Sell strategic assets to raise fresh cash and thus "focus resources on fundamentals." This is Boeing's new strategy, which has just confirmed the sale by the end of the year of part of the Digital Aviation Solutions division, linked to digital activities, to the investment fund Thoma Bravo. In this branch of the giant, companies (Jeppesen, ForeFlight, AerData and OzRunways), software, but also 3,900 employees.

To reassure, Boeing reported that it would keep the "crucial" digital activities, in other words those that will handle data essential to aircraft, whether for commercial or military activity.

Cash-strapped Boeing sells $10 billion worth of software

Boeing does not want 2025 to look like 2024

With this sale, Boeing will recover $10.55 billion, which will go directly into the coffers of the aircraft manufacturer, which is struggling financially, with a debt of $53.9 billion. After the major strike in 2024, which significantly slowed down and cost the American company, it is now time to face the consequences of the trade war initiated by Donald Trump with China, which is now seeking to refuse all of its new aircraft.

In addition to the sale of its software, Boeing could make other disposals in the coming months, while a review of its portfolio "with the aim of selling non-strategic assets" was decided last October. According to the American bank TD Cowen, Boeing could count on the sale of 20 billion in non-strategic assets in total.
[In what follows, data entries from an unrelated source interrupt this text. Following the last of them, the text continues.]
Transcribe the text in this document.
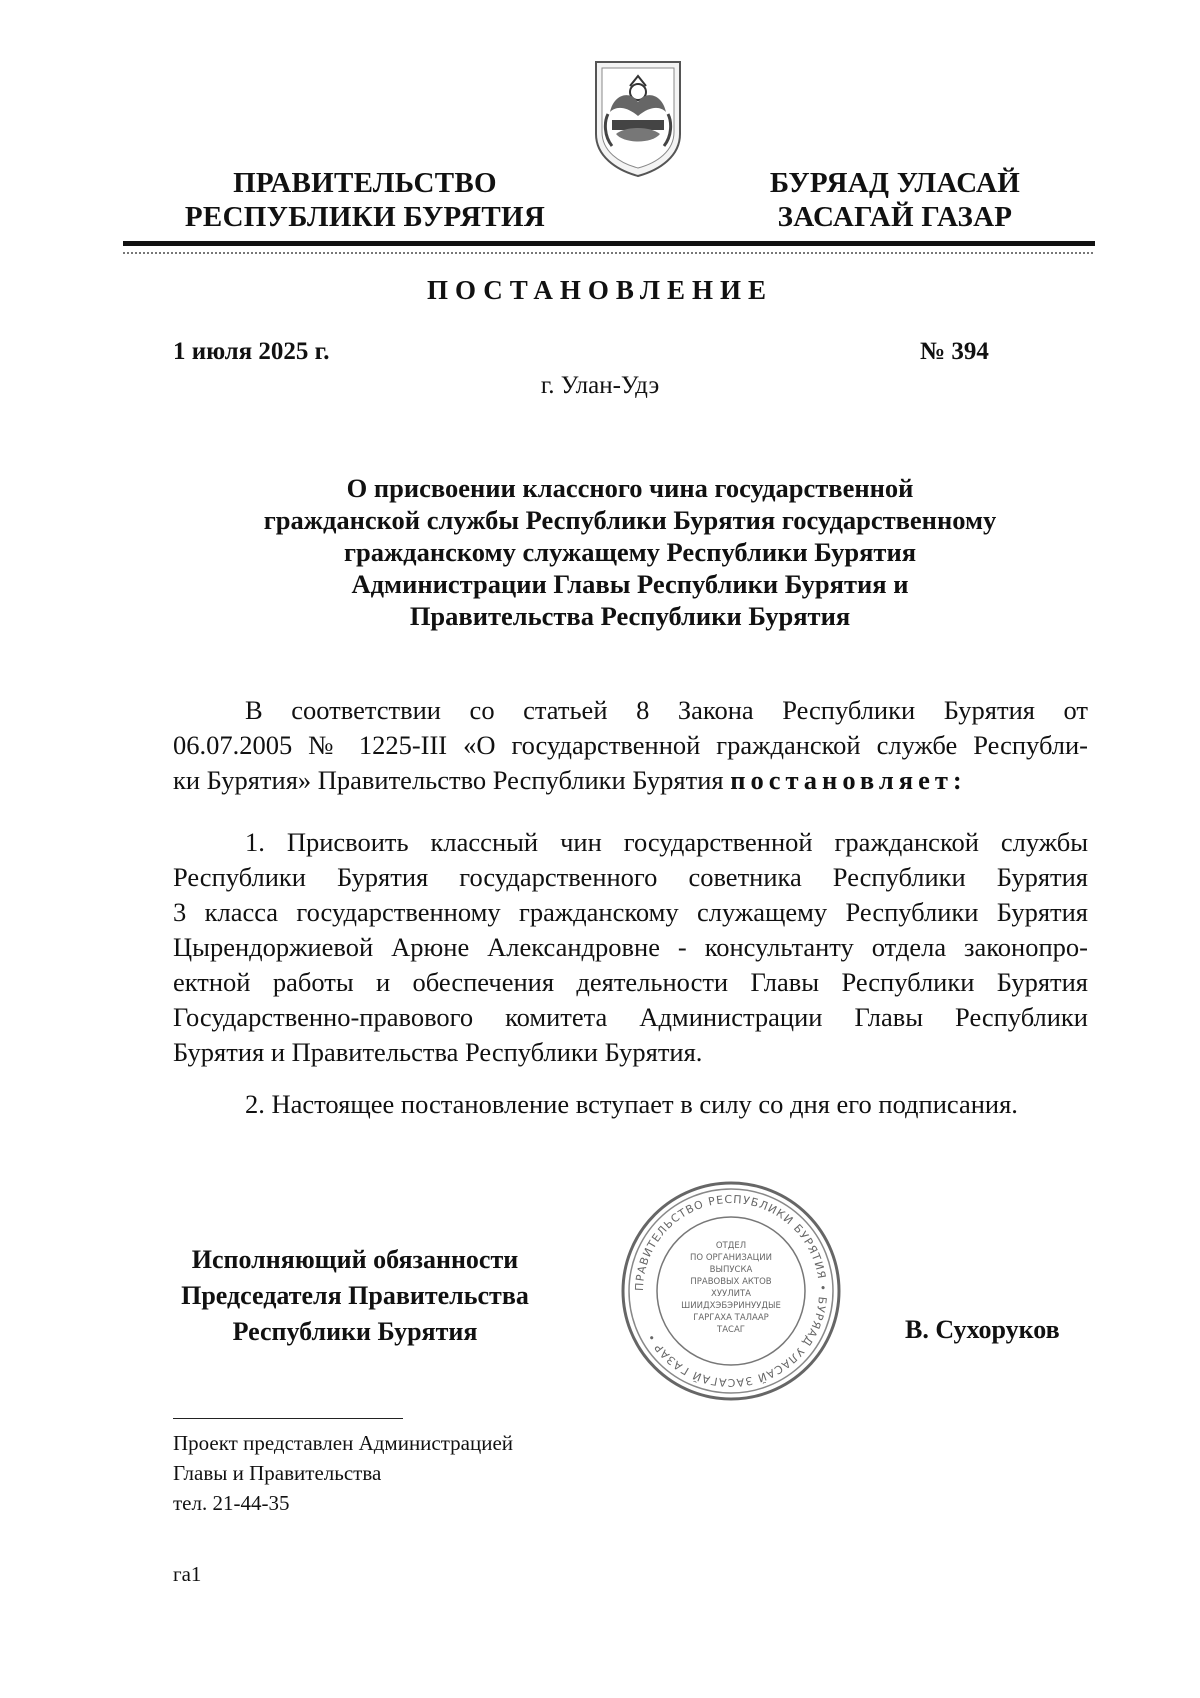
ПРАВИТЕЛЬСТВО
РЕСПУБЛИКИ БУРЯТИЯ
БУРЯАД УЛАСАЙ
ЗАСАГАЙ ГАЗАР
ПОСТАНОВЛЕНИЕ
1 июля 2025 г.	№ 394
г. Улан-Удэ
О присвоении классного чина государственной
гражданской службы Республики Бурятия государственному
гражданскому служащему Республики Бурятия
Администрации Главы Республики Бурятия и
Правительства Республики Бурятия
В соответствии со статьей 8 Закона Республики Бурятия от
06.07.2005 № 1225-III «О государственной гражданской службе Республи-
ки Бурятия» Правительство Республики Бурятия постановляет:
1. Присвоить классный чин государственной гражданской службы
Республики Бурятия государственного советника Республики Бурятия
3 класса государственному гражданскому служащему Республики Бурятия
Цырендоржиевой Арюне Александровне - консультанту отдела законопро-
ектной работы и обеспечения деятельности Главы Республики Бурятия
Государственно-правового комитета Администрации Главы Республики
Бурятия и Правительства Республики Бурятия.
2. Настоящее постановление вступает в силу со дня его подписания.
Исполняющий обязанности
Председателя Правительства
Республики Бурятия	В. Сухоруков
ПРАВИТЕЛЬСТВО РЕСПУБЛИКИ БУРЯТИЯ • БУРЯАД УЛАСАЙ ЗАСАГАЙ ГАЗАР •
ОТДЕЛ
ПО ОРГАНИЗАЦИИ
ВЫПУСКА
ПРАВОВЫХ АКТОВ
ХУУЛИТА
ШИИДХЭБЭРИНУУДЫЕ
ГАРГАХА ТАЛААР
ТАСАГ
Проект представлен Администрацией
Главы и Правительства
тел. 21-44-35
га1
In the meantime, with the strike of its employees and the delay caused both in the production and the development of its future aircraft (such as the 777X), Boeing has made a capital increase of $24 billion in the last quarter of 2024 – a record for an American company – in addition to a new line of credit of up to $10 billion.

On Wall Street, the aircraft manufacturer's shares gained 2%, but the company will still have to publish its first-quarter results and set a course for 2025. At this time, the aircraft manufacturer has not given any estimates for the current year, a sign that after having recorded With the second largest annual decline in its history in 2024 ($11.8 billion), Airbus' rival is not yet sure it can turn things around.